Thursday, October 15, 2009

You shine like gold in the air of summer



A lovely watercolor I did a few days ago. :)

I love that new colored pencil smell. Especially that smell it makes when you sharpen it with an exacto knife - so raw and real. *heavy sigh* Today was spent with my pad of Vellum paper and new pencils. I had a spectacular time. It's bizarre how the day just slips away from you when you are so involved in something you don't care to pay attention to the hour.

Would you believe that I had never enjoyed listening to Commentaries until Coraline came out? I suppose it's my sincere love for that movie - everything about it...I just can't get over how magical it is. Anyway, I listened to the commentary today (again) as I drew, and it really got me started on a kick. I think I'd like to listen to the commentaries of some of my other favorite movies (The Dark Crystal, Nightmare Before Christmas, Wallace and Gromitt, and definitely a few old Disney movies) while I do my work tomorrow. It's crazy exciting to learn about all that happened behind the scenes of the movies...Ooooh warm and happy feelings!

Wednesday, October 14, 2009

I can hear the crickets


Sorry for my absence. My kitty has been sick the past few days, and is finally starting to show some signs of improvement. I think I'll have to take her back to the vet tomorrow since I think she is a bit backed up. Of course she may just be doing it in secret somewhere...I sincerely hope not. xP

On a less nasty note, I made a super delicious smoothie today with organic berries and some kale leaves. Oh, it was so yummy! I may be getting on a fresh food kick, which will involve a trip to the farmer's market! Teehee, I'm all giddy just thinking about it. Who else LOVES food?! Yum :)

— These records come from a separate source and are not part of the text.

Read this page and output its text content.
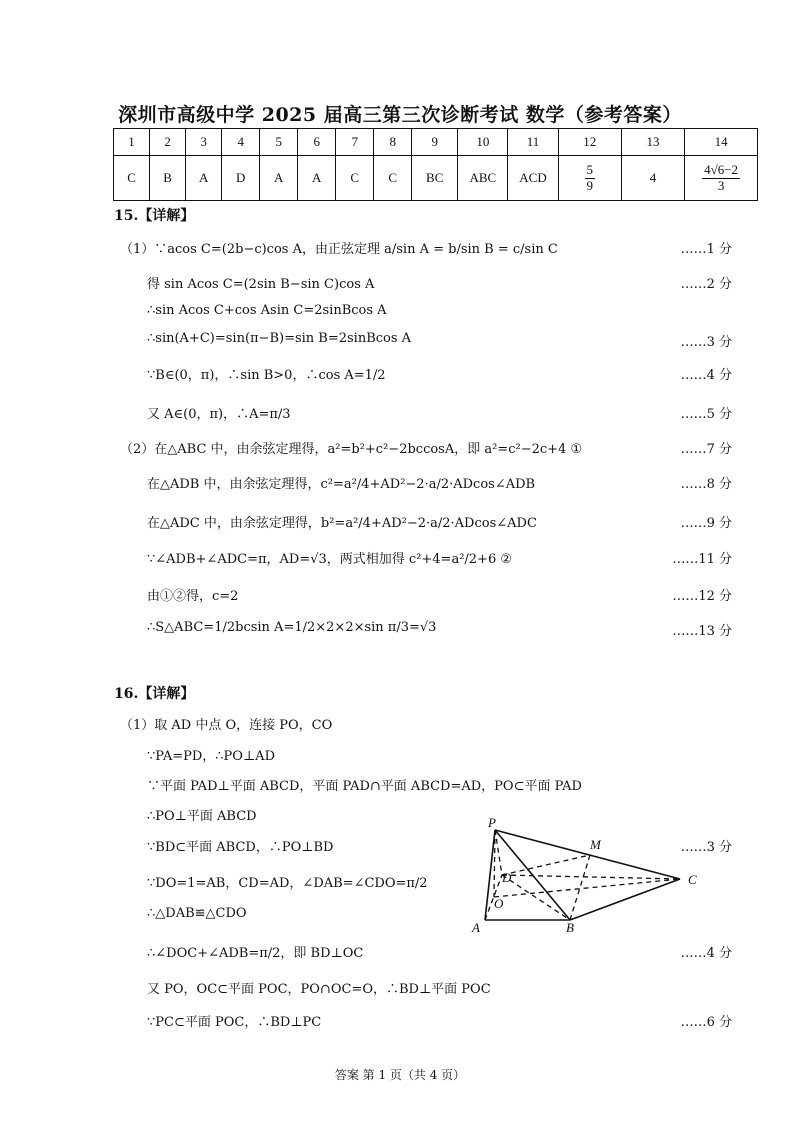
深圳市高级中学 2025 届高三第三次诊断考试 数学（参考答案）
1	2	3	4	5	6	7	8	9	10	11	12	13	14
C	B	A	D	A	A	C	C	BC	ABC	ACD	$\frac{5}{9}$	4	$\frac{4√6-2}{3}$
15.【详解】
（1）∵acos C=(2b−c)cos A，由正弦定理 a/sin A = b/sin B = c/sin C	……1 分
得 sin Acos C=(2sin B−sin C)cos A	……2 分
∴sin Acos C+cos Asin C=2sinBcos A
∴sin(A+C)=sin(π−B)=sin B=2sinBcos A	……3 分
∵B∈(0，π)，∴sin B>0，∴cos A=1/2	……4 分
又 A∈(0，π)，∴A=π/3	……5 分
（2）在△ABC 中，由余弦定理得，a²=b²+c²−2bccosA，即 a²=c²−2c+4 ①	……7 分
在△ADB 中，由余弦定理得，c²=a²/4+AD²−2·a/2·ADcos∠ADB	……8 分
在△ADC 中，由余弦定理得，b²=a²/4+AD²−2·a/2·ADcos∠ADC	……9 分
∵∠ADB+∠ADC=π，AD=√3，两式相加得 c²+4=a²/2+6 ②	……11 分
由①②得，c=2	……12 分
∴S△ABC=1/2bcsin A=1/2×2×2×sin π/3=√3	……13 分
16.【详解】
（1）取 AD 中点 O，连接 PO，CO
∵PA=PD，∴PO⊥AD
∵平面 PAD⊥平面 ABCD，平面 PAD∩平面 ABCD=AD，PO⊂平面 PAD
∴PO⊥平面 ABCD
∵BD⊂平面 ABCD，∴PO⊥BD	……3 分
∵DO=1=AB，CD=AD，∠DAB=∠CDO=π/2
∴△DAB≌△CDO
∴∠DOC+∠ADB=π/2，即 BD⊥OC	……4 分
又 PO，OC⊂平面 POC，PO∩OC=O，∴BD⊥平面 POC
∵PC⊂平面 POC，∴BD⊥PC	……6 分
P
M
D
O
A	B
C
答案 第 1 页（共 4 页）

Ok, I am fully aware of how early I am for this rant...we haven't even gotten past Halloween yet. However, I just have to say how disappointed I was in The Santa Clause 2....they totally ruined Bernard's character...*heavy/frustrated sigh* The last two were totally unnecessary really. I am just going to pretend they don't exist.

Oh, how I love scatterbrained posts like this. I kind of wish my first paragraph started with an O.